I would be surprised if all the pupils were as religious as they claim to be. Would I criticise any of my neighbours if they rented a flat in the right borough to be sure of a place? No. DD did not get any of her choices, and was offered a troubled school some distance and a difficult journey away. We had anticipated the problem and she had a place at an independent school. But what about those who can't afford to pay.
twoterrors - the word permanent is pretty clear. If you rent house B a few months before the admission deadline yet have a mortgage on house A and have lived at house A for the previous 5 years and have not sold house A and are registered for primary school under house A then you're going to have a pretty tough job convincing anyone who investigates that your permanent address is suddenly house B!
At the end of the day, the council doesn't have to define permanent address in terms of black and white criteria. We all know very well what it means. If they defined it as electoral roll address, the number of cheaters would triple or quadruple overnight. Suddenly everyone would be registered to vote at Granny's house!

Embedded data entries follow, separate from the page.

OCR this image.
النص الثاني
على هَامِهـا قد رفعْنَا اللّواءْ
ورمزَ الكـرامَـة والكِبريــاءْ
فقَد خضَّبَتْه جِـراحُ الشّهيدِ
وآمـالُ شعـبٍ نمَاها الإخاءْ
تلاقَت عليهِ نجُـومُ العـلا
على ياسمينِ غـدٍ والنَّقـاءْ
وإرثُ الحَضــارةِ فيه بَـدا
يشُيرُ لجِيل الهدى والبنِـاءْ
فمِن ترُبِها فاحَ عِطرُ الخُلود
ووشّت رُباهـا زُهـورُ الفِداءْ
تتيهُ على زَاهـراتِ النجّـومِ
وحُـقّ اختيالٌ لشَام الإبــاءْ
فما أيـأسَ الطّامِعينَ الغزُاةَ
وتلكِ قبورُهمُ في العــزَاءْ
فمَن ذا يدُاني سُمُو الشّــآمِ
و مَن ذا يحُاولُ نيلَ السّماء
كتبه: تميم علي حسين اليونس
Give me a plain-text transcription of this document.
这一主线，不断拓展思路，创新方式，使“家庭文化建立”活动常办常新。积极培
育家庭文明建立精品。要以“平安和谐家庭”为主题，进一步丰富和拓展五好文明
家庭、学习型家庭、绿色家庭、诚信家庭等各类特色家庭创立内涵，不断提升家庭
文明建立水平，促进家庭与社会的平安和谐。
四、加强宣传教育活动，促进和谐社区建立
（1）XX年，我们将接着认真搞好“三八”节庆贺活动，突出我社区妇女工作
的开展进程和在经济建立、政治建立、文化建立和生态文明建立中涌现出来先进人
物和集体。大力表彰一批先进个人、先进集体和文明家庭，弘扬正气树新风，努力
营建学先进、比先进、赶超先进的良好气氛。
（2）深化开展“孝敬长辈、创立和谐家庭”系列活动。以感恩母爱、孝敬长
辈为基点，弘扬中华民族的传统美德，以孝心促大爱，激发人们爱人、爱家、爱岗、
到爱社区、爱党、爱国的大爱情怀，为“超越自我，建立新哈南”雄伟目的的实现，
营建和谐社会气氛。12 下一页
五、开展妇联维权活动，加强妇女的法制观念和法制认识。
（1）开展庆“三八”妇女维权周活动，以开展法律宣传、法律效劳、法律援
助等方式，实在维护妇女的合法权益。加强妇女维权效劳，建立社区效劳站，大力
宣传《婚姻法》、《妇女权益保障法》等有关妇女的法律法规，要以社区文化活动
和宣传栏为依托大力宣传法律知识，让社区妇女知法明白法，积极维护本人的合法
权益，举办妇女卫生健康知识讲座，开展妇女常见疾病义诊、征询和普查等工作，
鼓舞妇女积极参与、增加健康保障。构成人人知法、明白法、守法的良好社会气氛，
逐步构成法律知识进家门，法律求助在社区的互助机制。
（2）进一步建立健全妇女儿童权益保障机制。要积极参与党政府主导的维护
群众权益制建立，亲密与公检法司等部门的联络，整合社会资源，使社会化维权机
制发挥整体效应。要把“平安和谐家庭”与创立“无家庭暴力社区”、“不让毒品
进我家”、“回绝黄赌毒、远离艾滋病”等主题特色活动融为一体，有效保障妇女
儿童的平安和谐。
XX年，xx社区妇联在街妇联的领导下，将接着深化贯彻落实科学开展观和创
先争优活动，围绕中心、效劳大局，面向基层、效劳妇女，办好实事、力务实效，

The fact that the onus is on the applicant to prove themselves is what makes the system fair (and uncertain for cheaters). It works on the basis that if the council doesn't believe you, it will force you to prove your case or not have your application under that address processed. There may be cases where people genuinely own one house and rent another that is nothing to do with schools admissions. In that case they are allowed to submit this evidence.
Needmoresleep - I agree it is not a fair system because most London schools have more applicants than they can deal with so in effect the whole process is geared towards choosing who loses out. But that doesn't mean introducing cheating makes it more fair. It isn't the system though that loses when people actively cheat - it is individual families and often poorer ones or more vulnerable ones (people living on the outer fringes of catchments in cheaper housing are more likely to lose out to cheaters in London than wealthy people who can afford to live safely in catchment). Whoever you displace by cheating is a child no less deserving than your own. And cheating is not some strike against the unfair system - it just harms somebody else's child and family life.